What skills would a developer need to automate file downloads from websites?
May 14, 2008 6:10 AM   Subscribe

What skills would a developer need to make a program to download multiple files from several different websites, name the files, and place them in a specific location?

The program would be meant to replace a person who logs into these websites and completes this process manually. Some more detail:

1) The number of files could be as high as a 400+

2) The number of websites the program would have to access could be as high as 10 and each would have a different format (i.e. navigating to the location where the files are downloaded would be different, logins would be different, etc.)

3) The file names will likely require text to be read from the text on the website or the files themselves

In addition, maybe someone out there knows:

1) How much would a project like this generally cost in the NY-Metro area?

2) How long would a project of this size take to complete? I'm only looking for a general range.

3) Are there any "off the shelf" products that do this? A long search turned up nothing.

I really appreciate any ideas! Cheers!
posted by alrightokay to Computers & Internet (20 answers total)
 
1) There's a nice rule of thumb in programming, 0...1...n. Everything happens one of those number of times. How big n gets just doesn't matter (disk space and technical details aside)

2) There are perl or ruby libraries (search for "www mechanize") which pretend to be full web browsers. They handle details like website cookies (used to remember logins), "clicking" links, downloading files, and so on.

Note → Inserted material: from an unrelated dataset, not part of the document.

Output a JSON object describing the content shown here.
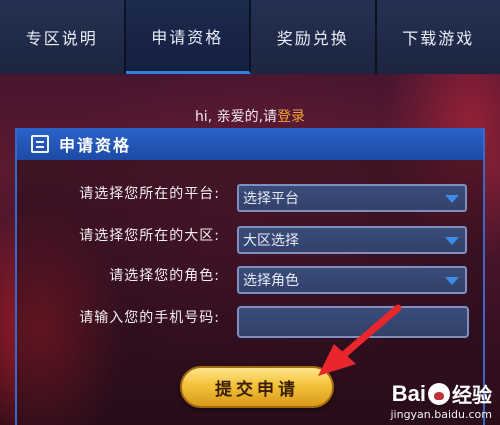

3) perl and ruby also happen to be very good at parsing text. If you go with ruby, there are libraries (hpricot, beautiful soup) designed to pull text out of web sites (even when the sites aren't perfect).

If I were to go about this, I'd implement a "driver" program to start the process, then lots of specific programs, one for each specific website you want to scrape. Each of these programs would range from 1/2 page of code to 5 or 6, depending on what the details of grabbing the files were.

For cost estimation, figure a few hundred bucks (8 hours * 50/hour). You can get that down by having all the details ready for the programmer. The less time they waste figuring out what to click, or where to go, the more time they'll have to just write the code and get done.

If it was specified correctly, I'd estimate an 8 hour project (lets see, 20 minutes on a driver program, 30 * 10 for the site components, fudge time, and testing time.)

To specify the problem, you'd need a list of logins, web sites, exact path through the web site to get the elements ("click this link, then this link, then login, then this link, download all the .jpg files listed").

As for off the shelf products, nothing that I can think of, but you might want to look into "windows automation" products which can record arbitrary keystrokes, and mouse input. It might be possible to download files via that, but it'll be more brittle and annoying than the ruby/perl version.
posted by cschneid at 6:33 AM on May 14, 2008


The programmer would have to know how to call the programs wget or curl in script, and call then from a script or program that read a list of urls, logins, and output file names, e.g.:
www.foo.com/bar, foouser/foopass, foo-bar.txt.

Assuming that the file locations did not change (e.g., if the file's location is www.example.com/foo/bar/baz.txt today, it's the same tomorrow), and the save file name did not change, this would be trivially easy to code.

Making it slightly less simple would be coming up with a way to indicate that an error occurred and a file could not be fetched; this is only difficult insofar as you have not specified what shoudl be done in case of an error like this.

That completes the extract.